Forget Hallmark cards and help cut back on the estimated 2.6 billion holiday cards, letters and envelopes that are sold in the U.S. every year. Use recycled materials or e-cards, heartfelt texts and phone calls.

As for food, as tempting as it is to buy all the tasty treats, control yourself. Over 34 million tons of food is wasted each year in the U.S., so it’s important to be realistic with how much food will be eaten at holiday dinner parties. If you do end up with massive amounts of leftovers and know most of them will spoil, look into local soup kitchens or food banks that might be able to put it to good use. When in doubt, the freezer is always a good option.

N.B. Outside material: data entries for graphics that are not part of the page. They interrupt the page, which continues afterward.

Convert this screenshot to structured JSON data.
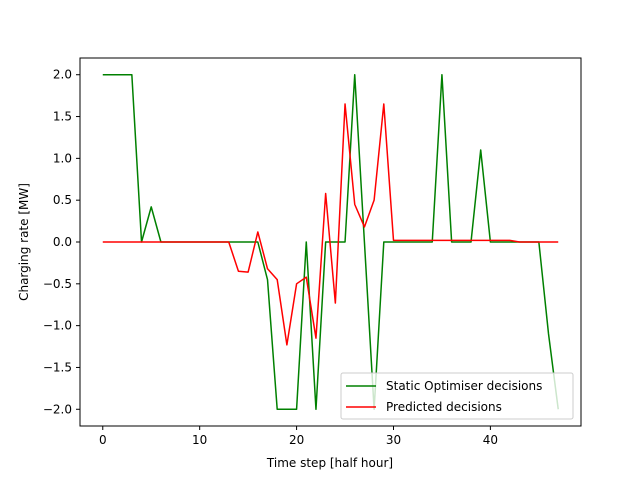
{
  "chart_data": {
    "type": "line",
    "xlabel": "Time step [half hour]",
    "ylabel": "Charging rate [MW]",
    "xlim": [
      -2.35,
      49.35
    ],
    "ylim": [
      -2.2,
      2.2
    ],
    "xticks": [
      0,
      10,
      20,
      30,
      40
    ],
    "yticks": [
      -2.0,
      -1.5,
      -1.0,
      -0.5,
      0.0,
      0.5,
      1.0,
      1.5,
      2.0
    ],
    "ytick_labels": [
      "−2.0",
      "−1.5",
      "−1.0",
      "−0.5",
      "0.0",
      "0.5",
      "1.0",
      "1.5",
      "2.0"
    ],
    "grid": false,
    "legend_position": "lower-right",
    "x": [
      0,
      1,
      2,
      3,
      4,
      5,
      6,
      7,
      8,
      9,
      10,
      11,
      12,
      13,
      14,
      15,
      16,
      17,
      18,
      19,
      20,
      21,
      22,
      23,
      24,
      25,
      26,
      27,
      28,
      29,
      30,
      31,
      32,
      33,
      34,
      35,
      36,
      37,
      38,
      39,
      40,
      41,
      42,
      43,
      44,
      45,
      46,
      47
    ],
    "series": [
      {
        "name": "Static Optimiser decisions",
        "color": "#008000",
        "values": [
          2.0,
          2.0,
          2.0,
          2.0,
          0.0,
          0.42,
          0.0,
          0.0,
          0.0,
          0.0,
          0.0,
          0.0,
          0.0,
          0.0,
          0.0,
          0.0,
          0.0,
          -0.45,
          -2.0,
          -2.0,
          -2.0,
          0.0,
          -2.0,
          0.0,
          0.0,
          0.0,
          2.0,
          0.0,
          -2.0,
          0.0,
          0.0,
          0.0,
          0.0,
          0.0,
          0.0,
          2.0,
          0.0,
          0.0,
          0.0,
          1.1,
          0.0,
          0.0,
          0.0,
          0.0,
          0.0,
          0.0,
          -1.1,
          -2.0
        ]
      },
      {
        "name": "Predicted decisions",
        "color": "#ff0000",
        "values": [
          0.0,
          0.0,
          0.0,
          0.0,
          0.0,
          0.0,
          0.0,
          0.0,
          0.0,
          0.0,
          0.0,
          0.0,
          0.0,
          0.0,
          -0.35,
          -0.36,
          0.12,
          -0.32,
          -0.45,
          -1.23,
          -0.5,
          -0.42,
          -1.15,
          0.58,
          -0.73,
          1.65,
          0.45,
          0.18,
          0.5,
          1.65,
          0.02,
          0.02,
          0.02,
          0.02,
          0.02,
          0.02,
          0.02,
          0.02,
          0.02,
          0.02,
          0.02,
          0.02,
          0.02,
          0.0,
          0.0,
          0.0,
          0.0,
          0.0
        ]
      }
    ]
  }
}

If you don’t opt for the reusable holiday tree, take advantage of Portland’s city services that will recycle your tree for you, and keep in mind when decorating said holiday tree, LED lights always beat out traditional incandescents. If you are upgrading, make sure to donate or properly recycle old lights. Speaking of lights, remember to turn them off periodically to save on energy consumption.

It’s time to get creative in the pursuit of cutting back on holiday waste. Buy less and reuse and repurpose more. Not only will you be helping curb the effects of climate change, but as a bonus, you will save money while keeping said funds away from corporate conglomerates. Talk about a win-win-win.